In order to allow for improved privacy of users providing ratings a new approach also referred to as differential privacy has been developed, recognising that, although perfect privacy is impossible to be had, a user may be put in control of the information provided through deliberately corrupting sensitive data before submitting ratings, and declaring to do so.
In the context of recommender systems there are essentially two models of providing differential privacy, centralised and local. Under the centralised model the recommender system needs to be trusted to be able to collect data from users, and must be trusted to respond to queries by publishing either only aggregate statistics or sensitive data that has been corrupted through a mechanism that obeys the differential privacy constraint.

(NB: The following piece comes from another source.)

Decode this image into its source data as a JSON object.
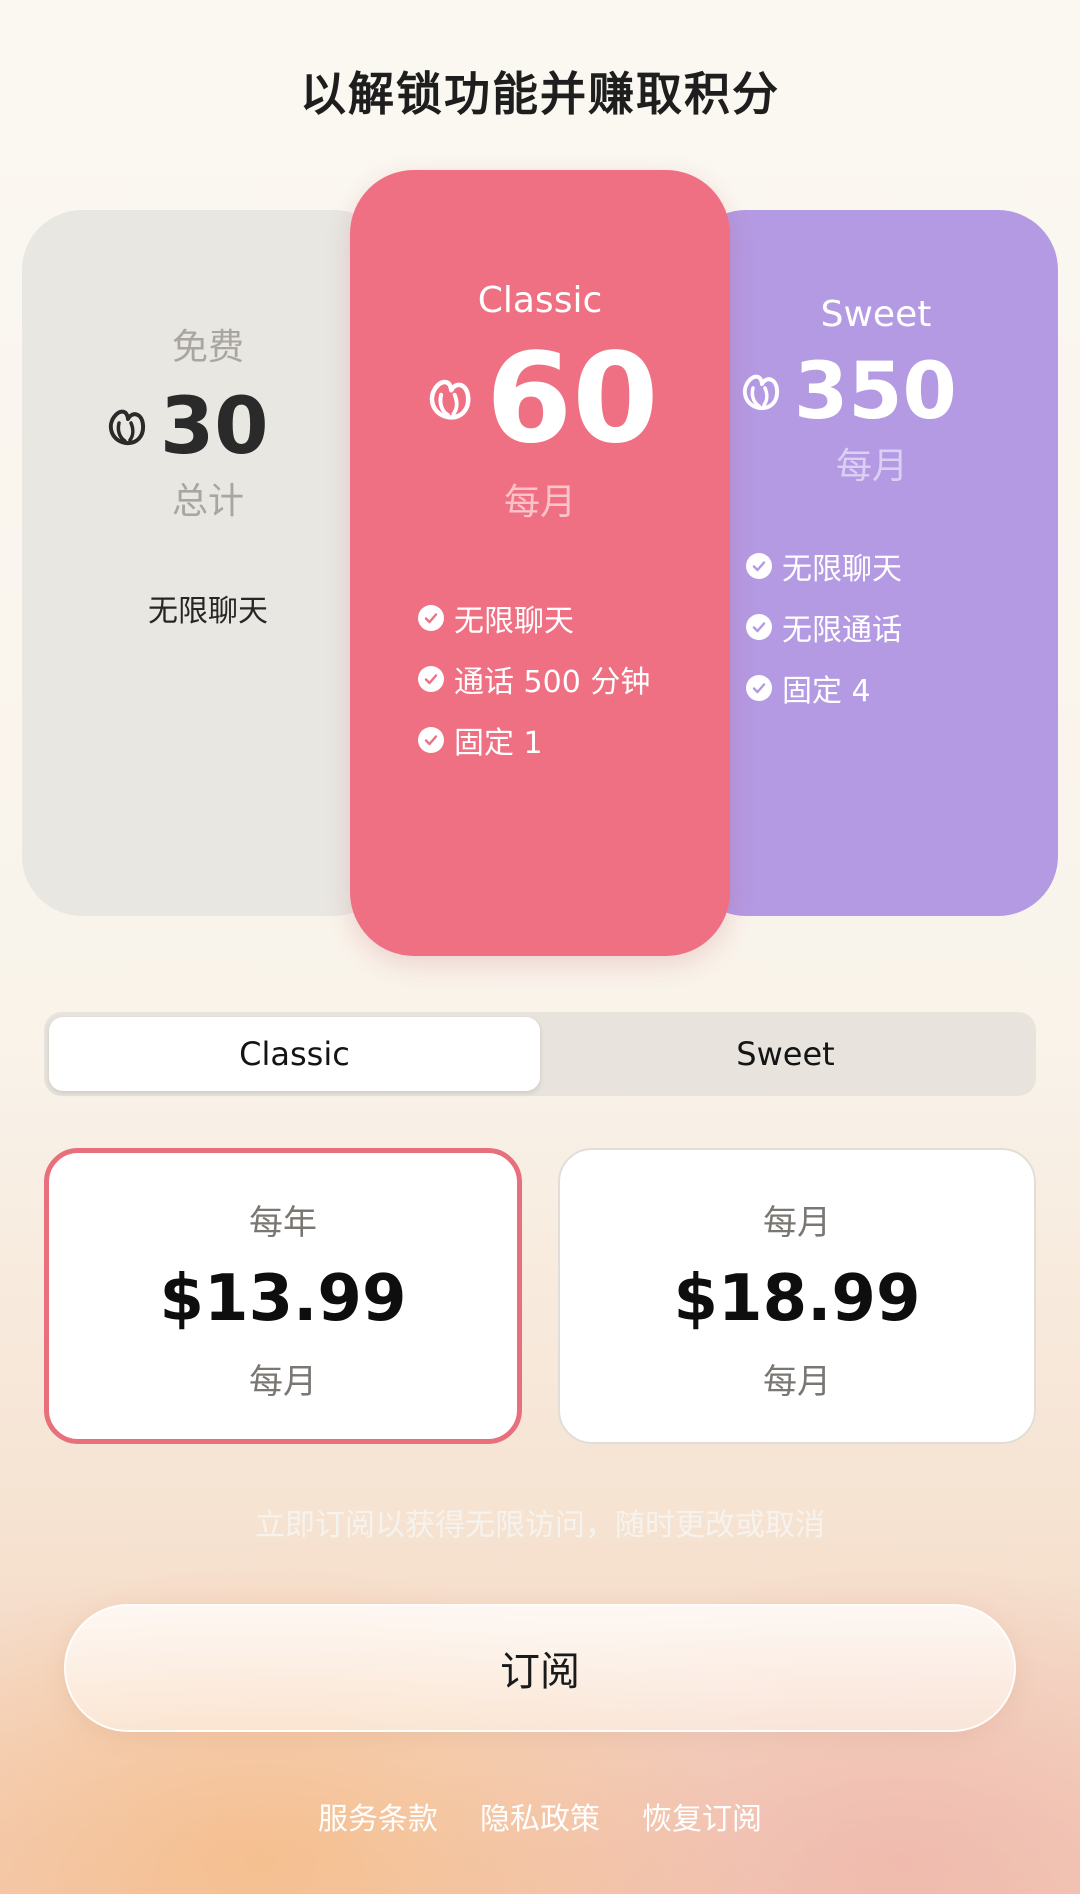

Under centralized differential privacy ratings are stored in the recommending device and the user of such system must trust the operator that privacy is guaranteed.

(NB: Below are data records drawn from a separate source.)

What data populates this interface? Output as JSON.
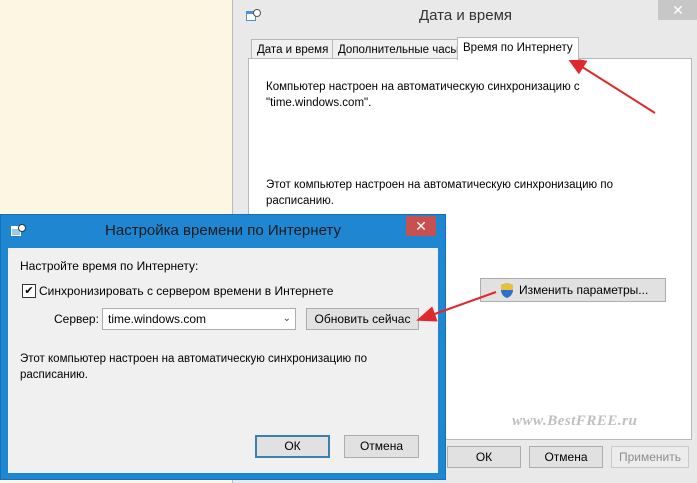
{
  "main_window": {
    "title": "Дата и время",
    "close_glyph": "✕",
    "tabs": [
      {
        "label": "Дата и время",
        "active": false
      },
      {
        "label": "Дополнительные часы",
        "active": false
      },
      {
        "label": "Время по Интернету",
        "active": true
      }
    ],
    "panel": {
      "status_line1": "Компьютер настроен на автоматическую синхронизацию с",
      "status_line2": "\"time.windows.com\".",
      "schedule_line1": "Этот компьютер настроен на автоматическую синхронизацию по",
      "schedule_line2": "расписанию.",
      "change_settings_label": "Изменить параметры..."
    },
    "buttons": {
      "ok": "ОК",
      "cancel": "Отмена",
      "apply": "Применить"
    }
  },
  "dialog": {
    "title": "Настройка времени по Интернету",
    "close_glyph": "✕",
    "prompt": "Настройте время по Интернету:",
    "sync_checkbox_label": "Синхронизировать с сервером времени в Интернете",
    "sync_checked": true,
    "server_label": "Сервер:",
    "server_value": "time.windows.com",
    "update_now_label": "Обновить сейчас",
    "schedule_line1": "Этот компьютер настроен на автоматическую синхронизацию по",
    "schedule_line2": "расписанию.",
    "ok_label": "ОК",
    "cancel_label": "Отмена"
  },
  "watermark": "www.BestFREE.ru",
  "colors": {
    "arrow": "#e0282e",
    "accent": "#1f86d1",
    "background": "#fdf6e3"
  }
}
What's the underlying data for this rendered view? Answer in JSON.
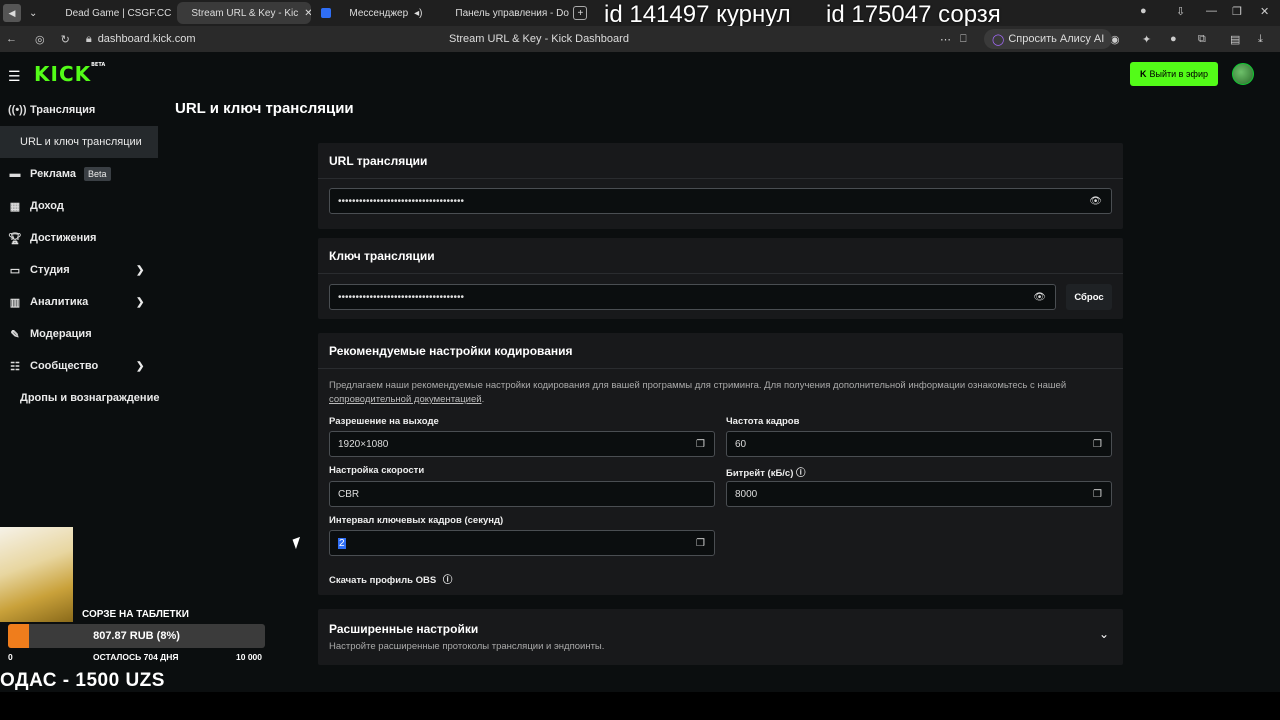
{
  "browser": {
    "tabs": [
      {
        "label": "Dead Game | CSGF.CC",
        "active": false
      },
      {
        "label": "Stream URL & Key - Kic",
        "active": true
      },
      {
        "label": "Мессенджер",
        "active": false
      },
      {
        "label": "Панель управления - Do",
        "active": false
      }
    ],
    "url": "dashboard.kick.com",
    "page_title": "Stream URL & Key - Kick Dashboard",
    "alice_label": "Спросить Алису AI"
  },
  "overlay": {
    "top_left_text": "id 141497 курнул",
    "top_right_text": "id 175047 сорзя",
    "goal_title": "СОРЗЕ НА ТАБЛЕТКИ",
    "goal_progress_text": "807.87 RUB (8%)",
    "goal_fraction": 0.08,
    "goal_min": "0",
    "goal_remaining": "ОСТАЛОСЬ 704 ДНЯ",
    "goal_max": "10 000",
    "bottom_text": "ОДАС - 1500 UZS"
  },
  "app": {
    "logo": "KICK",
    "logo_badge": "BETA",
    "go_live_label": "Выйти в эфир",
    "accent": "#53fc18"
  },
  "sidebar": {
    "items": [
      {
        "label": "Трансляция",
        "icon": "broadcast-icon"
      },
      {
        "label": "URL и ключ трансляции",
        "icon": ""
      },
      {
        "label": "Реклама",
        "icon": "ad-icon",
        "badge": "Beta"
      },
      {
        "label": "Доход",
        "icon": "revenue-icon"
      },
      {
        "label": "Достижения",
        "icon": "trophy-icon"
      },
      {
        "label": "Студия",
        "icon": "studio-icon"
      },
      {
        "label": "Аналитика",
        "icon": "analytics-icon"
      },
      {
        "label": "Модерация",
        "icon": "wrench-icon"
      },
      {
        "label": "Сообщество",
        "icon": "community-icon"
      },
      {
        "label": "Дропы и вознаграждение",
        "icon": ""
      }
    ]
  },
  "main": {
    "title": "URL и ключ трансляции",
    "url_section": {
      "title": "URL трансляции",
      "value": "••••••••••••••••••••••••••••••••••••"
    },
    "key_section": {
      "title": "Ключ трансляции",
      "value": "••••••••••••••••••••••••••••••••••••",
      "reset_label": "Сброс"
    },
    "encoding": {
      "title": "Рекомендуемые настройки кодирования",
      "desc_part1": "Предлагаем наши рекомендуемые настройки кодирования для вашей программы для стриминга. Для получения дополнительной информации ознакомьтесь с нашей",
      "desc_link": "сопроводительной документацией",
      "desc_end": ".",
      "resolution_label": "Разрешение на выходе",
      "resolution_value": "1920×1080",
      "fps_label": "Частота кадров",
      "fps_value": "60",
      "rate_label": "Настройка скорости",
      "rate_value": "CBR",
      "bitrate_label": "Битрейт (кБ/с)",
      "bitrate_value": "8000",
      "keyframe_label": "Интервал ключевых кадров (секунд)",
      "keyframe_value": "2",
      "download_label": "Скачать профиль OBS"
    },
    "advanced": {
      "title": "Расширенные настройки",
      "subtitle": "Настройте расширенные протоколы трансляции и эндпоинты."
    }
  }
}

US2011/0064221 discloses a differential privacy recommendation method following the centralised model in which noise is added centrally in the correlation engine only after the correlation has been done.
Further information on the design of recommender systems with differential privacy under the centralised model can be found in F. McSherry and I. Mironow “Differentially Private Recommender Systems: Building Privacy into the Netflix Prize Contenders”, KDD, 2009, pp. 627-636.

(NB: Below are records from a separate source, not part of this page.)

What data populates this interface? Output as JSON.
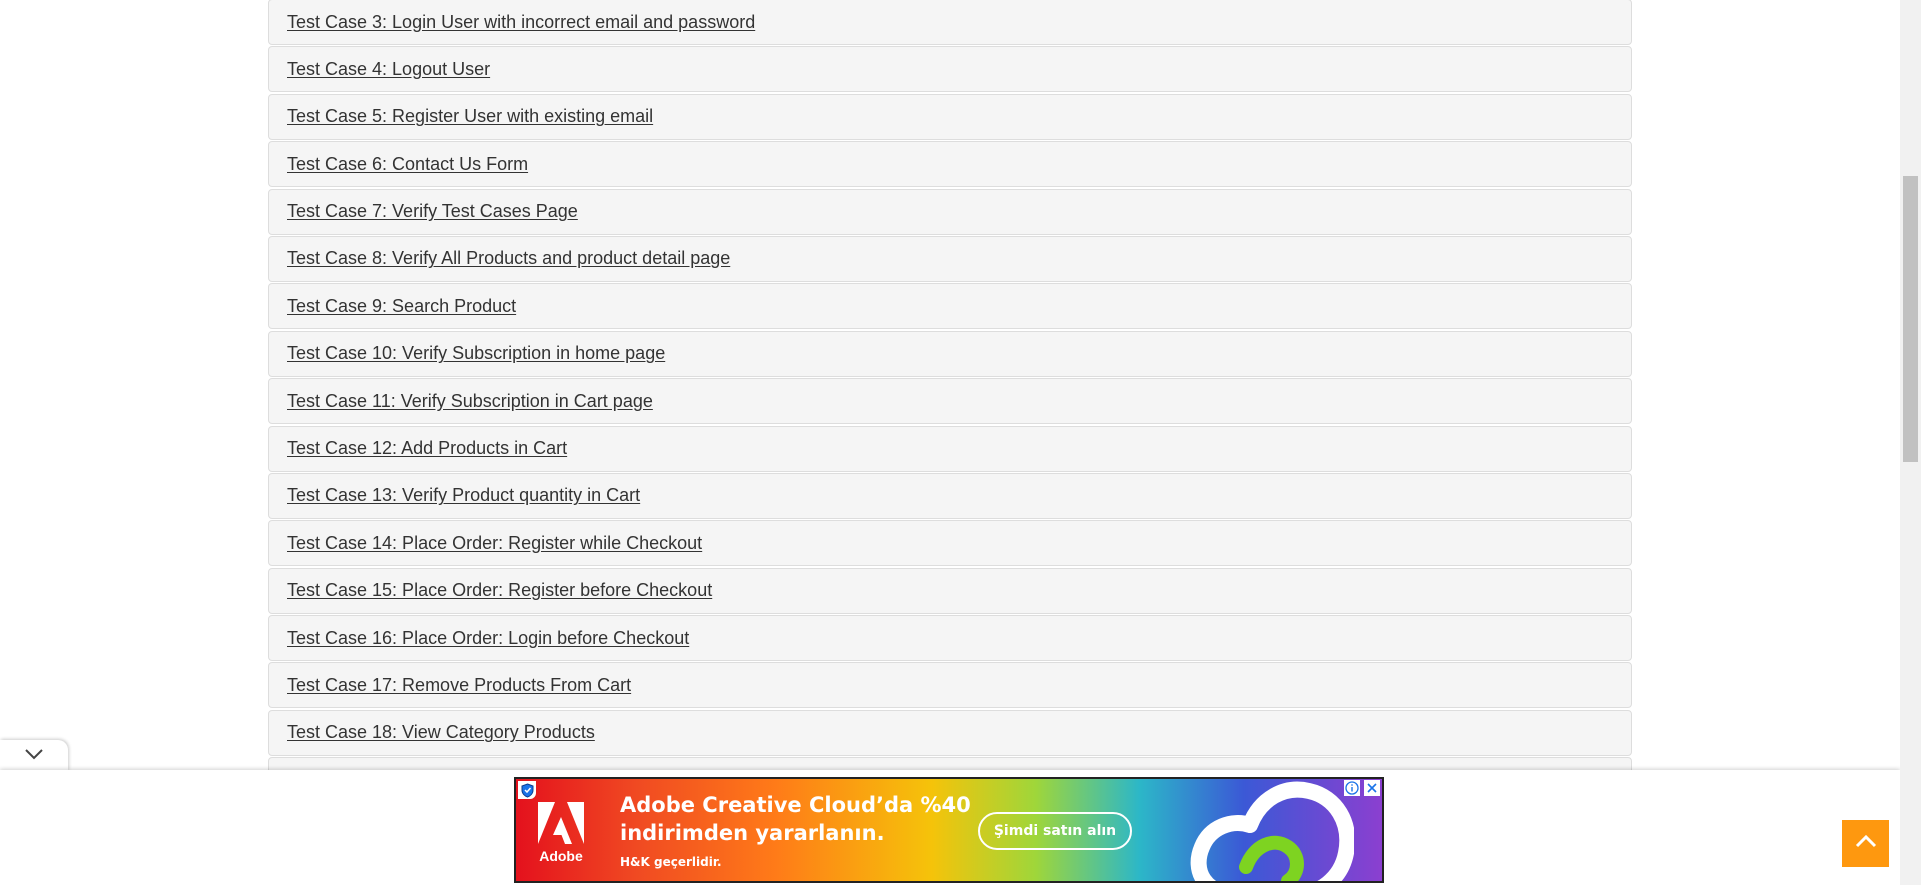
{
  "test_cases": [
    {
      "label": "Test Case 3: Login User with incorrect email and password"
    },
    {
      "label": "Test Case 4: Logout User"
    },
    {
      "label": "Test Case 5: Register User with existing email"
    },
    {
      "label": "Test Case 6: Contact Us Form"
    },
    {
      "label": "Test Case 7: Verify Test Cases Page"
    },
    {
      "label": "Test Case 8: Verify All Products and product detail page"
    },
    {
      "label": "Test Case 9: Search Product"
    },
    {
      "label": "Test Case 10: Verify Subscription in home page"
    },
    {
      "label": "Test Case 11: Verify Subscription in Cart page"
    },
    {
      "label": "Test Case 12: Add Products in Cart"
    },
    {
      "label": "Test Case 13: Verify Product quantity in Cart"
    },
    {
      "label": "Test Case 14: Place Order: Register while Checkout"
    },
    {
      "label": "Test Case 15: Place Order: Register before Checkout"
    },
    {
      "label": "Test Case 16: Place Order: Login before Checkout"
    },
    {
      "label": "Test Case 17: Remove Products From Cart"
    },
    {
      "label": "Test Case 18: View Category Products"
    },
    {
      "label": ""
    }
  ],
  "ad": {
    "brand_label": "Adobe",
    "headline": "Adobe Creative Cloud’da %40 indirimden yararlanın.",
    "subtext": "H&K geçerlidir.",
    "cta_label": "Şimdi satın alın"
  },
  "colors": {
    "accent": "#fe980f",
    "row_background": "#f5f5f5",
    "link_text": "#333333"
  },
  "icons": {
    "collapse": "chevron-down-icon",
    "scroll_top": "chevron-up-icon",
    "ad_close": "close-icon",
    "ad_choices": "info-icon",
    "ad_shield": "shield-icon"
  }
}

WO 2008/124285 suggests a recommendation system using a sample group of users that is a sub-group of a larger group, for rating items. The rated items are suggested to other users if the rating from the sub-group exceeds a preset value.
US 2011/0078775 discloses adjusting a trust value associated with content through a trust server based on locally collected credibility information.
Users increasingly desire control over their private data given the mistrust towards systems with centrally stored and managed data.
The present invention provides improved privacy under the local model, in which users store their data locally, and differential privacy is ensured through randomization under the control of the user before submitting data to the recommender system. The invention provides a user-adjustable degree of privacy while still allowing for generating recommendations with a decent accuracy.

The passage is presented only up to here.